Newspaper published in Barcelona, Spain

E-Notícies (catalan for "E-News") is a digital newspaper founded in 2000 by journalist Xavier Rius Tejedor, who was its editor-in-chief until 2023, when he was removed from his position by the new shareholders.

The website, E-Notícies.cat, was launched by Xavier Rius and entrepreneur Eloi Martín, who is CEO of the publication. After working for newspapers such as El Mundo and La Vanguardia, Rius and Martín aimed to create a digital Catalan-language medium based in Barcelona that distanced itself from the pro-independence narratives prevalent in other Catalan digital outlets.
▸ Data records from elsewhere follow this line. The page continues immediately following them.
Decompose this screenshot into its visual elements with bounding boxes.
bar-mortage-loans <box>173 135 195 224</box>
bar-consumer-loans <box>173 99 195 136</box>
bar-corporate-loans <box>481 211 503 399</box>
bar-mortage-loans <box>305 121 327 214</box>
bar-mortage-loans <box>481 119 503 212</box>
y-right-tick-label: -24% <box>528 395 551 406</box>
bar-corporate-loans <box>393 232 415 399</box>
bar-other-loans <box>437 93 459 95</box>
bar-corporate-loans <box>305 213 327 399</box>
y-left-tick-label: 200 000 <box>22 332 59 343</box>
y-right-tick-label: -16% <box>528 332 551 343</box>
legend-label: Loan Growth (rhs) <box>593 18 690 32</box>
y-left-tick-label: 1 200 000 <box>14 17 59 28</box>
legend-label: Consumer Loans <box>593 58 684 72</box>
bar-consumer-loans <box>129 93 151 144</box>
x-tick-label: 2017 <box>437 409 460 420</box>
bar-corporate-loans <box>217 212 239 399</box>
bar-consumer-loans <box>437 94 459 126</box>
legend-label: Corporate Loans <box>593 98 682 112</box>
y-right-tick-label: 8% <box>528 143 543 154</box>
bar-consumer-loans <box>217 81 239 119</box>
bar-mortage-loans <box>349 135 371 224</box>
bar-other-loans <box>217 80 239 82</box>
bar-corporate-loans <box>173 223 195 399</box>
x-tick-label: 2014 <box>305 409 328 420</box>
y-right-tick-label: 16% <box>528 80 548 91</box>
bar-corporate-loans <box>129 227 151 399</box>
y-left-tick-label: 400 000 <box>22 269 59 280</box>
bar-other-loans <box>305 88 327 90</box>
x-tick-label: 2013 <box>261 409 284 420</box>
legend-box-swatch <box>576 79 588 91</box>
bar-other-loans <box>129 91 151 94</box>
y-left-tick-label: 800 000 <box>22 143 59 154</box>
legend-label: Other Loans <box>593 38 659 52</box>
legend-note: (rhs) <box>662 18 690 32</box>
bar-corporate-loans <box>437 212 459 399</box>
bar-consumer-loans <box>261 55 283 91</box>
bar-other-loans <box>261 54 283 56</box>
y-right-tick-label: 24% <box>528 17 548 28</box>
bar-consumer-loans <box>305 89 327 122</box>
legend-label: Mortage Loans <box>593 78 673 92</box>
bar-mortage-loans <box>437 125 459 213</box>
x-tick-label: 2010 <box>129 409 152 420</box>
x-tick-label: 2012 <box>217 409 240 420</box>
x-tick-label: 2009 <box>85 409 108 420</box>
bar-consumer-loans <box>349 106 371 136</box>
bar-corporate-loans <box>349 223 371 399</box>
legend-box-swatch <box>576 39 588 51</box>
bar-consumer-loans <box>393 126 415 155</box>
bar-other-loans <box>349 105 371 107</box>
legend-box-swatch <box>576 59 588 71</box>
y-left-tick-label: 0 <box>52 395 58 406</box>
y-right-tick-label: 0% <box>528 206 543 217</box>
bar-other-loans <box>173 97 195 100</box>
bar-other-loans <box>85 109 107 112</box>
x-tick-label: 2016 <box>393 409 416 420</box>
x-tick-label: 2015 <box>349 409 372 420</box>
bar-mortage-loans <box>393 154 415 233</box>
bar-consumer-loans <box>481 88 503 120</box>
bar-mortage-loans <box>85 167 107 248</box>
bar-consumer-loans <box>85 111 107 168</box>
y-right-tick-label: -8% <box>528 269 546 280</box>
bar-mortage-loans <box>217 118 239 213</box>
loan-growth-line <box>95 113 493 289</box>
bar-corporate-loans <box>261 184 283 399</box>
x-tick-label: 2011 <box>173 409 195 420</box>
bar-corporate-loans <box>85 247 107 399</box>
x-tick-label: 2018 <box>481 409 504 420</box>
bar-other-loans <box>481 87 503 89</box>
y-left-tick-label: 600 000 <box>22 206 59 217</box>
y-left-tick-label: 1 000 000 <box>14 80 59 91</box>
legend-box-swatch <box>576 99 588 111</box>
In October 2023, the newspaper changed ownership. Businessman Álvar Thomas acquired the shares and transferred them to his cousin, Carles Borja, who became the majority shareholder. Arnau Borràs took over as editor.

== Criticism ==

In 2015, the Supreme Court of Spain ordered E-Notícies to pay €20,000 in damages to journalist Carlos Quílez for infringing his right to privacy.

Over the years, the outlet has also faced criticism for sensationalist content. This led to the emergence of an anonymous parody blog such called "E-brutícies" (a pun on "brutícies", meaning "filth" in Catalan), which mocked its editorial choices, blocat.com later closed the blog under alleged pressure from E-Notícies.